Resources allocation and job submission

To run a job, computational resources for this particular job must be allocated. This is done via the Slurm workload manager, which distributes workloads across the cluster.

If you are used to some other workload manager (PBS/Torque, LSF, SGE, LoadLeveler), you can use this guide for mapping your fammiliar commands to the Slurm environment.

Creating a job script

Warning

This is only very basic example. Please see the Job Examples for more more realistic template for your scripts.

To run a job you need to create a job script.
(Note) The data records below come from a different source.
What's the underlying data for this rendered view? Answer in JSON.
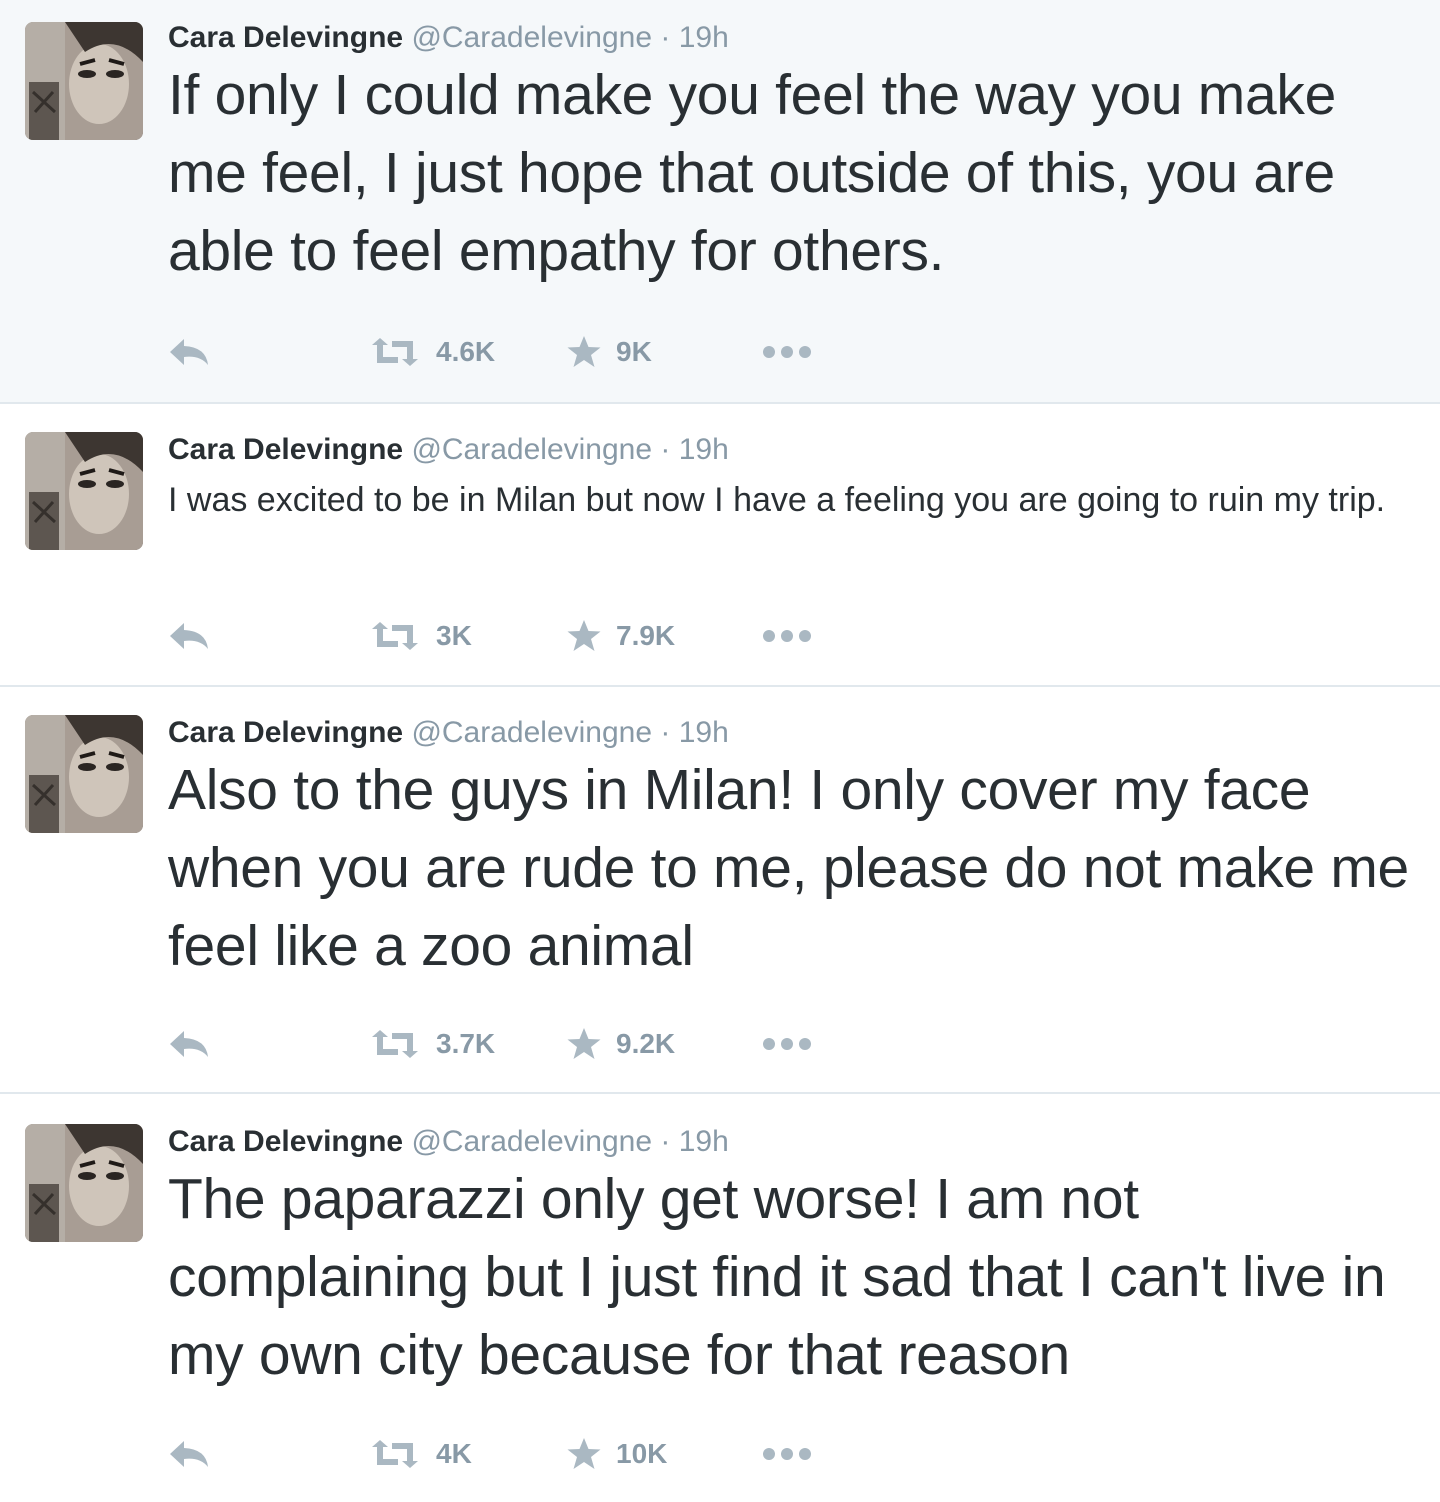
{
  "colors": {
    "name": "#292f33",
    "meta": "#8899a6",
    "icon": "#aab8c2",
    "highlight_bg": "#f5f8fa",
    "divider": "#e1e8ed"
  },
  "icons": {
    "reply": "reply-icon",
    "retweet": "retweet-icon",
    "favorite": "star-icon",
    "more": "more-dots-icon"
  },
  "tweets": [
    {
      "name": "Cara Delevingne",
      "handle": "@Caradelevingne",
      "separator": "·",
      "time": "19h",
      "text": "If only I could make you feel the way you make me feel, I just hope that outside of this, you are able to feel empathy for others.",
      "retweets": "4.6K",
      "favorites": "9K"
    },
    {
      "name": "Cara Delevingne",
      "handle": "@Caradelevingne",
      "separator": "·",
      "time": "19h",
      "text": "I was excited to be in Milan but now I have a feeling you are going to ruin my trip.",
      "retweets": "3K",
      "favorites": "7.9K"
    },
    {
      "name": "Cara Delevingne",
      "handle": "@Caradelevingne",
      "separator": "·",
      "time": "19h",
      "text": "Also to the guys in Milan! I only cover my face when you are rude to me, please do not make me feel like a zoo animal",
      "retweets": "3.7K",
      "favorites": "9.2K"
    },
    {
      "name": "Cara Delevingne",
      "handle": "@Caradelevingne",
      "separator": "·",
      "time": "19h",
      "text": "The paparazzi only get worse! I am not complaining but I just find it sad that I can't live in my own city because for that reason",
      "retweets": "4K",
      "favorites": "10K"
    }
  ]
}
A job script is is a Bash file with Slurm directives at the beginning, specifying the number of CPUs, memory, etc., needed for your job.

Let's say that you are interested in runing a Python job with 4 CPU cores, 2 GPUs and 32GB RAM. The running time should be limited to 0 days, 20 hours, 15 minutes and 45 seconds. Sample file template might look like this:

#!/bin/bash
#SBATCH --job-name=sample_job
#SBATCH --output=sample_job.out
#SBATCH --cpus-per-task=4
#SBATCH --gres=gpu:2
#SBATCH --mem=32G
#SBATCH --time=0-20:15:45
module purge
module load CUDA/9.1.85
module load cuDNN/7.0.5-CUDA-9.1.85
module load Anaconda3/5.0.1
nvidia-smi
python main.py

Next you can submit your job via sbatch run.sh (assuming your script is named run.sh). This will submit and execute job in batch mode (i.e. non-interactive). Its outputs will be written to the sample_job.out file.

In case that you will need an interactive job, use srun command. Let's say that you need 2 CPU cores, 1 GPU and 16GB RAM. You do not intent to run your interactive session for more than 4 hours and 30 minutes. Then the command might look like this:

srun --cpus-per-task=2 --gres=gpu:1 --mem=16G --time=4:30:00 --partition gpu --pty bash

If you do not need to use a GPU, please use the compute partition:

srun --cpus-per-task=2 --mem=16G --time=1:00:00 --pty bash